From Quotient Mapping on Quotient Algebra is Algebra Homomorphism, $q_1 : A \to A/M$ defined by:

$\map {q_1} x = x + M$

for each $x \in A$ is a algebra homomorphism.

From Composition of Algebra Homomorphisms is Algebra Homomorphism, $q_2 \circ q_1 : A \to \C$ is an algebra homomorphism.

Since $q_2$ is an algebra isomorphism, for any $x + M \in A/M \setminus \set { {\mathbf 0}_{A/M} }$, we have $\map {q_2} {x + M} = \map {q_2} {\map {q_1} x} \ne 0$.

Hence $q_2 \circ q_1 : A \to \C$ is a non-zero algebra homomorphism.

Hence $\phi = q_2 \circ q_1$ is a character on $A$.

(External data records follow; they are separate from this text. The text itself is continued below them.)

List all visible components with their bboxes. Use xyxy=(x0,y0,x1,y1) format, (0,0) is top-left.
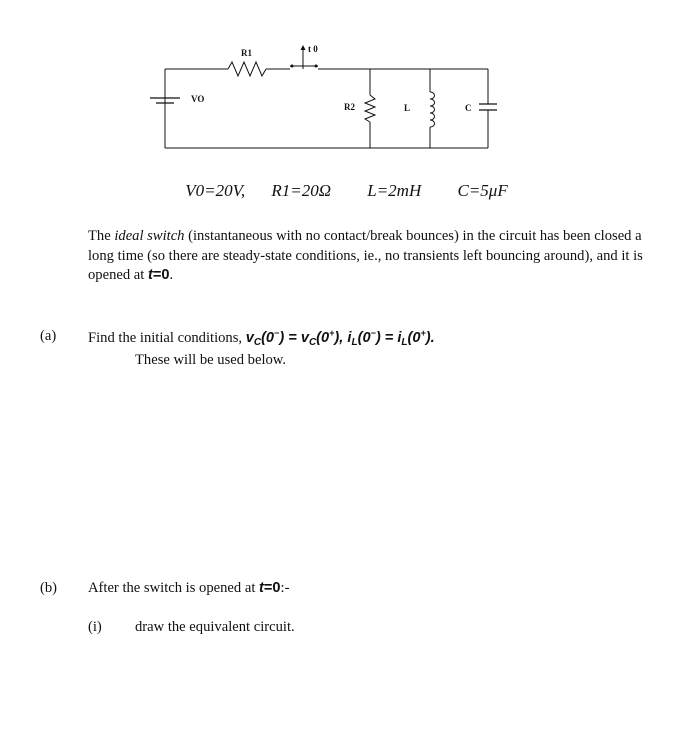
var-i-2: i xyxy=(397,330,402,346)
arg-open: (0 xyxy=(261,330,275,346)
arg-open-3: (0 xyxy=(357,330,371,346)
part-b-label: (b) xyxy=(40,580,58,596)
intro-ideal-switch: ideal switch xyxy=(114,228,185,244)
circuit-parameters xyxy=(0,181,693,201)
arg-open-2: (0 xyxy=(316,330,330,346)
label-v0: VO xyxy=(191,94,205,104)
arg-close-eq: ) = xyxy=(279,330,301,346)
var-v: v xyxy=(245,330,254,346)
part-b-question xyxy=(88,580,289,597)
arg-close-end: ). xyxy=(425,330,435,346)
intro-end: . xyxy=(169,267,174,284)
part-a-question xyxy=(88,328,435,348)
intro-t: t xyxy=(147,267,153,284)
intro-paragraph xyxy=(88,227,643,286)
sup-plus-2: + xyxy=(420,328,426,338)
part-b-t: t xyxy=(259,580,264,596)
sub-c-2: C xyxy=(308,337,317,348)
param-v0: V0=20V, xyxy=(185,181,246,200)
arg-open-4: (0 xyxy=(407,330,421,346)
vc-minus-term xyxy=(246,330,435,346)
part-b-i-label: (i) xyxy=(88,619,102,635)
part-a-label: (a) xyxy=(40,328,57,344)
resistor-r2 xyxy=(365,95,375,122)
sup-minus-2: − xyxy=(370,328,376,338)
arg-close-comma: ), xyxy=(334,330,348,346)
inductor-l xyxy=(430,92,435,127)
part-a-text: Find the initial conditions, xyxy=(88,330,246,346)
arg-close-eq-2: ) = xyxy=(375,330,398,346)
circuit-diagram xyxy=(0,0,693,160)
part-b-eq: =0 xyxy=(263,580,281,596)
param-c: C=5μF xyxy=(457,181,508,200)
label-r1: R1 xyxy=(241,48,252,58)
label-l: L xyxy=(404,103,411,113)
intro-text-1: The xyxy=(88,228,115,244)
part-b-i-text: draw the equivalent circuit. xyxy=(135,619,295,635)
param-l: L=2mH xyxy=(367,181,422,200)
sup-plus: + xyxy=(329,328,335,338)
label-r2: R2 xyxy=(344,102,355,112)
resistor-r1 xyxy=(228,62,266,76)
var-i: i xyxy=(347,330,352,346)
intro-text-2: (instantaneous with no contact/break bounces) in the circuit has been closed a long time (so there are steady-state conditions, ie., no transients left bouncing around), and it is opened at xyxy=(88,228,643,284)
label-switch: t 0 xyxy=(308,44,318,54)
sub-l: L xyxy=(351,337,358,348)
switch-contact-left xyxy=(291,65,294,68)
intro-eq-zero: =0 xyxy=(152,267,170,284)
sub-c: C xyxy=(253,337,262,348)
part-b-text: After the switch is opened at xyxy=(88,580,260,596)
var-v-2: v xyxy=(300,330,309,346)
param-r1: R1=20Ω xyxy=(271,181,331,200)
switch-arrow xyxy=(301,45,306,50)
sub-l-2: L xyxy=(401,337,408,348)
switch-contact-right xyxy=(315,65,318,68)
sup-minus: − xyxy=(274,328,280,338)
label-c: C xyxy=(465,103,472,113)
part-a-note: These will be used below. xyxy=(135,352,287,368)
part-b-tail: :- xyxy=(280,580,290,596)
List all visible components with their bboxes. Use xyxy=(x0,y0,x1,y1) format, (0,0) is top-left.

We just need to assure ourselves that $\ker \phi = M$.

Since $q_2$ is an algebra isomorphism we have $\ker {q_2} = \set { {\mathbf 0}_A + M}$.

Hence if $\map {q_2} {\map {q_1} x} = 0$ for $x \in A$ we have $\map {q_1} x = {\mathbf 0}_{A/M}$.

From Kernel of Quotient Mapping, we then have $x \in M$.

Conversely, if $x \in M$ then $\map {q_1} x = 0$ so $\map \phi x = 0$.

So $\ker \phi = M$ as desired.

$\blacksquare$